On Dec. 11, 2020, the California Coastal Commission reviewed the draft report and its preferred alternative. That alternative puts a series of small reefs in front of the beach from Belmont Veterans Memorial Pier to the end of the Peninsula and the jetty that creates the entrance to Alamitos Bay. It also adds two larger offshore rocky reefs just southwest of the Alamitos Bay entrance, and a series of kelp beds farther out from the entrance.
In comments to the Coastal Commission and in emails, boat owners say the kelp beds in particular would interfere with both sailboat racing and recreational boaters.
"The Corps proposed creating reef structures by dumping rock in the bay, creating eel grass beds, and hold-fast points for what they hope would be large kelp beds," Dave Booker, an LBBOA member, said in an email. "But the proposed placement of these present loss of use for some area, and new risks to boaters entering and leaving Alamitos Bay."
Tuesday's virtual meeting, at 7 p.m. on the WebEx platform, is designed to get that type of feedback, according to an email statement from Eileen Takata, lead planner for the East San Pedro Ecosystem Restoration project, U.S. Army Corps of Engineers Los Angeles District.
"The purpose of the upcoming boating and navigation stakeholder workshop is to discuss Alternative 4A (the Recommended Plan, which is described in the Draft Report as the Tentatively Selected Plan), its constraints and necessary ecological designs and functions, and to discuss the boating communities’ concerns," Takata said.
Takata also said changes could still be made, including during the next engineering phase.
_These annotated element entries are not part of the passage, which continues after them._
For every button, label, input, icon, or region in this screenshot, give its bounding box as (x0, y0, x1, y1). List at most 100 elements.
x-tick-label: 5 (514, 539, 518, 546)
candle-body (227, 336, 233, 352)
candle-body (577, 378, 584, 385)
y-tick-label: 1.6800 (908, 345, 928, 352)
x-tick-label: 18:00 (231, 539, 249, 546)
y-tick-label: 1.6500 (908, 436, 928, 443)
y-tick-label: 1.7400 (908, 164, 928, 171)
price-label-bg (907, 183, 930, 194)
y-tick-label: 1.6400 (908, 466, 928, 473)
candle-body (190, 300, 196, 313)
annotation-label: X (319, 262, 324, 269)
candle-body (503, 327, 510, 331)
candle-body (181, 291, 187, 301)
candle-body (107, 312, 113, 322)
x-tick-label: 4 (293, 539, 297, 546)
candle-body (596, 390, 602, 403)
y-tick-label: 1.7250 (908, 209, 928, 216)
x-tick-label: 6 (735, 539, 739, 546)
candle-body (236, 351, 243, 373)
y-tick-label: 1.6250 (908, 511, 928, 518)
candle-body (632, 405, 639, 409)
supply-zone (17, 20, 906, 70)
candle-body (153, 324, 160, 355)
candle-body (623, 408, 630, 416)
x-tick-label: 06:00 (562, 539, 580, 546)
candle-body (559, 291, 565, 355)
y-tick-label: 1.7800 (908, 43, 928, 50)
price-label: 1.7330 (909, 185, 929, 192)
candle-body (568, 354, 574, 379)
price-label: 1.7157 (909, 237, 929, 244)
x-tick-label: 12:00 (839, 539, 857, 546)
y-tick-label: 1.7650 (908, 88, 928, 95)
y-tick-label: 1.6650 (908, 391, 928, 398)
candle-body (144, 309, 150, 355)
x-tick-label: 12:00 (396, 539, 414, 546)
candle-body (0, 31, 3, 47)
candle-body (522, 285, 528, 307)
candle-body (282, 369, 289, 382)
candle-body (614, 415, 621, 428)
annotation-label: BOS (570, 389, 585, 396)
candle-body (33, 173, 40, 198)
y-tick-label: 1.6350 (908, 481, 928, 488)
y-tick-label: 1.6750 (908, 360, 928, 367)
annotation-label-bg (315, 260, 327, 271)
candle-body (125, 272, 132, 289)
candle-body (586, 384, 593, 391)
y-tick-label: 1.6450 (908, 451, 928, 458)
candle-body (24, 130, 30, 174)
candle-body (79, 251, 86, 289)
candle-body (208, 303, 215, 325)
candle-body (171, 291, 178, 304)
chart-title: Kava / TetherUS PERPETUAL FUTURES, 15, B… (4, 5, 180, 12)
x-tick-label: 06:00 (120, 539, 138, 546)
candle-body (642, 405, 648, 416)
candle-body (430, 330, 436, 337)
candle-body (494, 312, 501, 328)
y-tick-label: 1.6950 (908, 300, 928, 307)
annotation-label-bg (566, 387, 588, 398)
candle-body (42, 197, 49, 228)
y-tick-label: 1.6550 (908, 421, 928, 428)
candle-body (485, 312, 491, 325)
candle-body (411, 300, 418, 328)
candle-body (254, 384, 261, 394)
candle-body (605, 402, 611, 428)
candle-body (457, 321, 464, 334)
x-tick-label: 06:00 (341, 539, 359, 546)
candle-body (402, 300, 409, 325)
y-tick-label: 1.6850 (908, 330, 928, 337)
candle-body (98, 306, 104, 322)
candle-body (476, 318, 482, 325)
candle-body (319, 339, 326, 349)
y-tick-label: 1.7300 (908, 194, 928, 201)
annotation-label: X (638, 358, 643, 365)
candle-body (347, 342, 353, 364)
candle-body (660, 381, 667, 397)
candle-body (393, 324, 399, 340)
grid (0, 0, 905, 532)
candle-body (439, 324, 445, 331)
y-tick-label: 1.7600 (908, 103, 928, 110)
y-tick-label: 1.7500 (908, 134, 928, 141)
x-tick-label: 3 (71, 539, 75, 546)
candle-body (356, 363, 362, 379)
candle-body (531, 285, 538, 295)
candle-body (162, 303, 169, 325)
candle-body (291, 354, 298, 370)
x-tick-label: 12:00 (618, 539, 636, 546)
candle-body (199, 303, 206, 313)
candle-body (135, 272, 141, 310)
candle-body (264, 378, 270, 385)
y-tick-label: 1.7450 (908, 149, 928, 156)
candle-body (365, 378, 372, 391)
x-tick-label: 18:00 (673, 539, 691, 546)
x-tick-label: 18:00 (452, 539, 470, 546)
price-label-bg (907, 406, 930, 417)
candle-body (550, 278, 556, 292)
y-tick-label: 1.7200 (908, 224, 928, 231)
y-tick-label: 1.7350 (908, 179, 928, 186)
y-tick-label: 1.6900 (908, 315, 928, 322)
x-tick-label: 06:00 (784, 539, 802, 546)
Further, it's not certain anything will be done until money is found to do it. When the draft report was released, this alternative was estimated to cost $161 million to complete.
"The Corps is currently in the process of finalizing the conceptual level design of the Recommended Plan for the Final Report, anticipated to be completed this year," Takata wrote. "During the next phase of the project, Pre-construction Engineering and Design (or PED phase), design and site layout refinements to the reefs can continue in coordination with stakeholders. It is anticipated that the PED phase of the study will not be initiated until completion of the feasibility study and receipt of PED funds."
San Pedro Bay, the fate of the breakwater, and erosion of the Peninsula beach have been studied for decades. In 1998, the Long Beach chapter of the Surfrider Foundation was formed with the express intent of eliminating or altering the breakwater to bring waves back to Long Beach.
There were several preliminary studies, including one by the city saying waves would improve the water quality and bring up to $52 million annually in local spending. But an Army Corps feasibility study in the early 2000s said the cost would be prohibitive.
But in 2016, the Corps streamlined its study process and city officials lobbied for another, more in-depth study. The result was a 3-3-3 study proposal — three years for $3 million to complete a 3-inch-thick study. The city agreed to pay most of the $3 million, and when a first look at alternatives dropped any changes to the breakwater, was able to require a breakwater option remain in the final draft.
Impacts ranging from damage to the Port of Long Beach to disruption of operations at the Seal Beach Naval Station were cited when the Corps again declined to look at breakwater changes in the draft report.
Tuesday's meeting can be accessed at usace1.webex.com/meet/eileen.k.takata or by calling 1-844-800-2712, access code 199 849 5629.